In October of 1994, I adopted Simon, another mitred conure that lost his home after 13 years. His previous family had a baby and Simon began screaming, and plucking himself. I fell in love at first sight. He is a sweet and affectionate bird that unfortunately was never handled. I was told that he didn't like being touched from the time he was very young, and so his family didn't push it. I've been working with him very slowly and he is improving. In fact, yesterday he stepped onto my hand in his cage for the very first time! He has adjusted to my bird room very well and l can even give him liberty when the smaller birds are out of their cages.
Conures are very intelligent and adaptable parrots and l am constantly being surprised and delighted at their sense of fun and adventure. I have adopted conures that are ten years old and better and they know how to make themselves happy. Koji got over the loss of his mate Rico and has now bonded to my crazy pied cockatiel Sam. I recently had to separate them because Koji was plucking poor Sam. He adjusted to separate cages and they play and preen each other during their daily play time.

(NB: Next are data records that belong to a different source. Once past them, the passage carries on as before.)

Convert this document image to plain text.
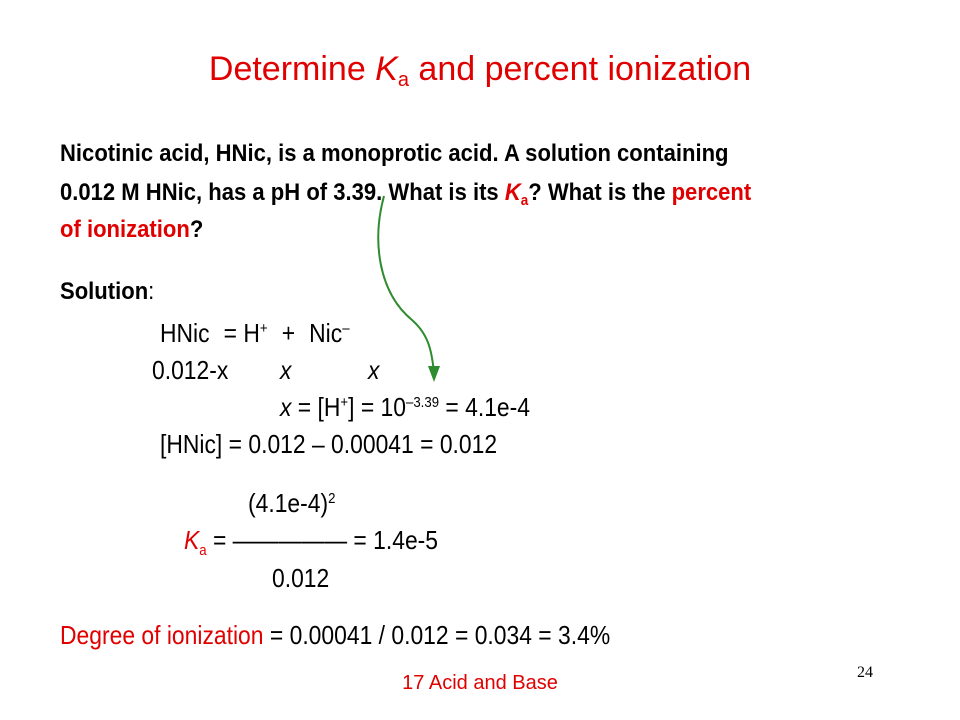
Determine $K_a$ and percent ionization
Nicotinic acid, HNic, is a monoprotic acid. A solution containing
0.012 M HNic, has a pH of 3.39. What is its $K_a$? What is the percent
of ionization?
Solution:
HNic = H+ + Nic–
0.012-x x	x
$x = [H^+] = 10^{-3.39} = 4.1e-4$
[HNic] = 0.012 – 0.00041 = 0.012
$(4.1e-4)^2$
$K_a$ = ————— = 1.4e-5
0.012
Degree of ionization = 0.00041 / 0.012 = 0.034 = 3.4%
17 Acid and Base	24
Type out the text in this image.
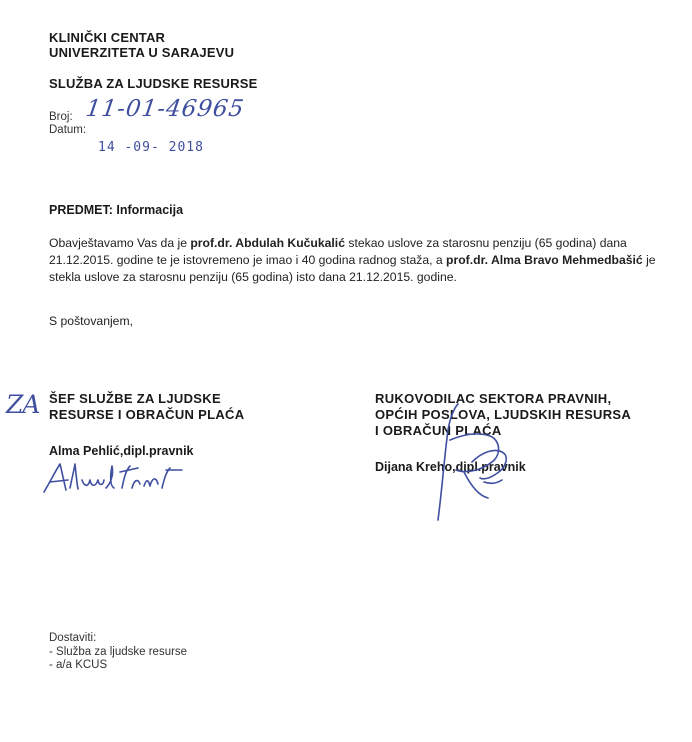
KLINIČKI CENTAR
UNIVERZITETA U SARAJEVU
SLUŽBA ZA LJUDSKE RESURSE
Broj: 11-01-46965
Datum:
14 -09- 2018
PREDMET: Informacija
Obavještavamo Vas da je prof.dr. Abdulah Kučukalić stekao uslove za starosnu penziju (65 godina) dana 21.12.2015. godine te je istovremeno je imao i 40 godina radnog staža, a prof.dr. Alma Bravo Mehmedbašić je stekla uslove za starosnu penziju (65 godina) isto dana 21.12.2015. godine.
S poštovanjem,
ZA ŠEF SLUŽBE ZA LJUDSKE
RESURSE I OBRAČUN PLAĆA
Alma Pehlić,dipl.pravnik
RUKOVODILAC SEKTORA PRAVNIH,
OPĆIH POSLOVA, LJUDSKIH RESURSA
I OBRAČUN PLAĆA
Dijana Kreho,dipl.pravnik
Dostaviti:
- Služba za ljudske resurse
- a/a KCUS
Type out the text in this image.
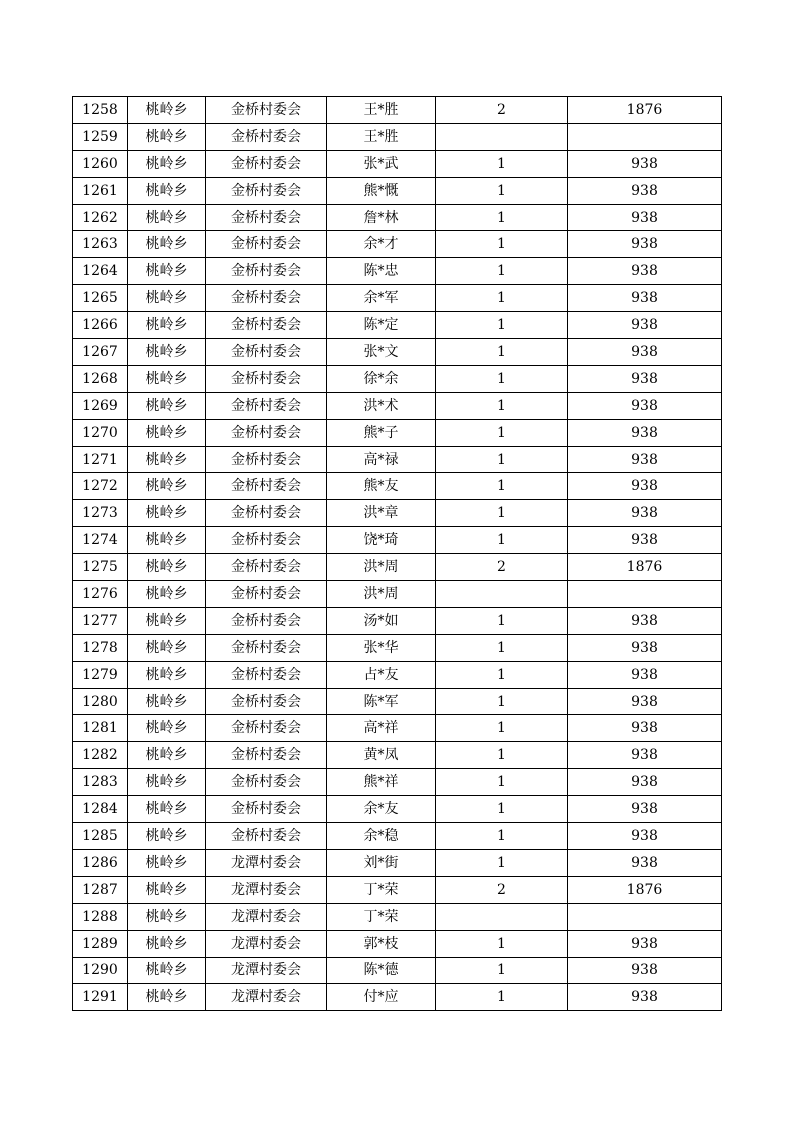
1258	桃岭乡	金桥村委会	王*胜	2	1876
1259	桃岭乡	金桥村委会	王*胜		
1260	桃岭乡	金桥村委会	张*武	1	938
1261	桃岭乡	金桥村委会	熊*慨	1	938
1262	桃岭乡	金桥村委会	詹*林	1	938
1263	桃岭乡	金桥村委会	余*才	1	938
1264	桃岭乡	金桥村委会	陈*忠	1	938
1265	桃岭乡	金桥村委会	余*军	1	938
1266	桃岭乡	金桥村委会	陈*定	1	938
1267	桃岭乡	金桥村委会	张*文	1	938
1268	桃岭乡	金桥村委会	徐*余	1	938
1269	桃岭乡	金桥村委会	洪*术	1	938
1270	桃岭乡	金桥村委会	熊*子	1	938
1271	桃岭乡	金桥村委会	高*禄	1	938
1272	桃岭乡	金桥村委会	熊*友	1	938
1273	桃岭乡	金桥村委会	洪*章	1	938
1274	桃岭乡	金桥村委会	饶*琦	1	938
1275	桃岭乡	金桥村委会	洪*周	2	1876
1276	桃岭乡	金桥村委会	洪*周		
1277	桃岭乡	金桥村委会	汤*如	1	938
1278	桃岭乡	金桥村委会	张*华	1	938
1279	桃岭乡	金桥村委会	占*友	1	938
1280	桃岭乡	金桥村委会	陈*军	1	938
1281	桃岭乡	金桥村委会	高*祥	1	938
1282	桃岭乡	金桥村委会	黄*凤	1	938
1283	桃岭乡	金桥村委会	熊*祥	1	938
1284	桃岭乡	金桥村委会	余*友	1	938
1285	桃岭乡	金桥村委会	余*稳	1	938
1286	桃岭乡	龙潭村委会	刘*街	1	938
1287	桃岭乡	龙潭村委会	丁*荣	2	1876
1288	桃岭乡	龙潭村委会	丁*荣		
1289	桃岭乡	龙潭村委会	郭*枝	1	938
1290	桃岭乡	龙潭村委会	陈*德	1	938
1291	桃岭乡	龙潭村委会	付*应	1	938
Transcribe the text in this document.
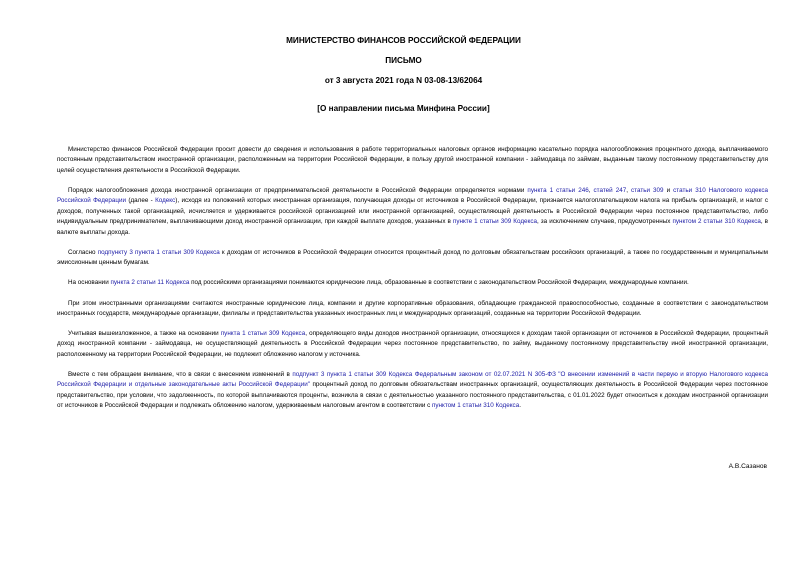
МИНИСТЕРСТВО ФИНАНСОВ РОССИЙСКОЙ ФЕДЕРАЦИИ
ПИСЬМО
от 3 августа 2021 года N 03-08-13/62064
[О направлении письма Минфина России]
Министерство финансов Российской Федерации просит довести до сведения и использования в работе территориальных налоговых органов информацию касательно порядка налогообложения процентного дохода, выплачиваемого постоянным представительством иностранной организации, расположенным на территории Российской Федерации, в пользу другой иностранной компании - займодавца по займам, выданным такому постоянному представительству для целей осуществления деятельности в Российской Федерации.
Порядок налогообложения дохода иностранной организации от предпринимательской деятельности в Российской Федерации определяется нормами пункта 1 статьи 246, статей 247, статьи 309 и статьи 310 Налогового кодекса Российской Федерации (далее - Кодекс), исходя из положений которых иностранная организация, получающая доходы от источников в Российской Федерации, признается налогоплательщиком налога на прибыль организаций, и налог с доходов, полученных такой организацией, исчисляется и удерживается российской организацией или иностранной организацией, осуществляющей деятельность в Российской Федерации через постоянное представительство, либо индивидуальным предпринимателем, выплачивающими доход иностранной организации, при каждой выплате доходов, указанных в пункте 1 статьи 309 Кодекса, за исключением случаев, предусмотренных пунктом 2 статьи 310 Кодекса, в валюте выплаты дохода.
Согласно подпункту 3 пункта 1 статьи 309 Кодекса к доходам от источников в Российской Федерации относится процентный доход по долговым обязательствам российских организаций, а также по государственным и муниципальным эмиссионным ценным бумагам.
На основании пункта 2 статьи 11 Кодекса под российскими организациями понимаются юридические лица, образованные в соответствии с законодательством Российской Федерации, международные компании.
При этом иностранными организациями считаются иностранные юридические лица, компании и другие корпоративные образования, обладающие гражданской правоспособностью, созданные в соответствии с законодательством иностранных государств, международные организации, филиалы и представительства указанных иностранных лиц и международных организаций, созданные на территории Российской Федерации.
Учитывая вышеизложенное, а также на основании пункта 1 статьи 309 Кодекса, определяющего виды доходов иностранной организации, относящихся к доходам такой организации от источников в Российской Федерации, процентный доход иностранной компании - займодавца, не осуществляющей деятельность в Российской Федерации через постоянное представительство, по займу, выданному постоянному представительству иной иностранной организации, расположенному на территории Российской Федерации, не подлежит обложению налогом у источника.
Вместе с тем обращаем внимание, что в связи с внесением изменений в подпункт 3 пункта 1 статьи 309 Кодекса Федеральным законом от 02.07.2021 N 305-ФЗ "О внесении изменений в части первую и вторую Налогового кодекса Российской Федерации и отдельные законодательные акты Российской Федерации" процентный доход по долговым обязательствам иностранных организаций, осуществляющих деятельность в Российской Федерации через постоянное представительство, при условии, что задолженность, по которой выплачиваются проценты, возникла в связи с деятельностью указанного постоянного представительства, с 01.01.2022 будет относиться к доходам иностранной организации от источников в Российской Федерации и подлежать обложению налогом, удерживаемым налоговым агентом в соответствии с пунктом 1 статьи 310 Кодекса.
А.В.Сазанов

Conures can be loud so they are not for everybody. I happen to love the sounds they make and feel that my home is very much alive when they vocalize. Conures also have minds of their own and can be nippy and argumentative. It is of the utmost importance that the family of a conure establishes dominance right away to nip that little temper right in the bud. I would recommend conures to anyone who wants an affectionate, affordable, stimulating. verbal, adorable, beautiful and cuddly parrot. I cannot imagine my life without them.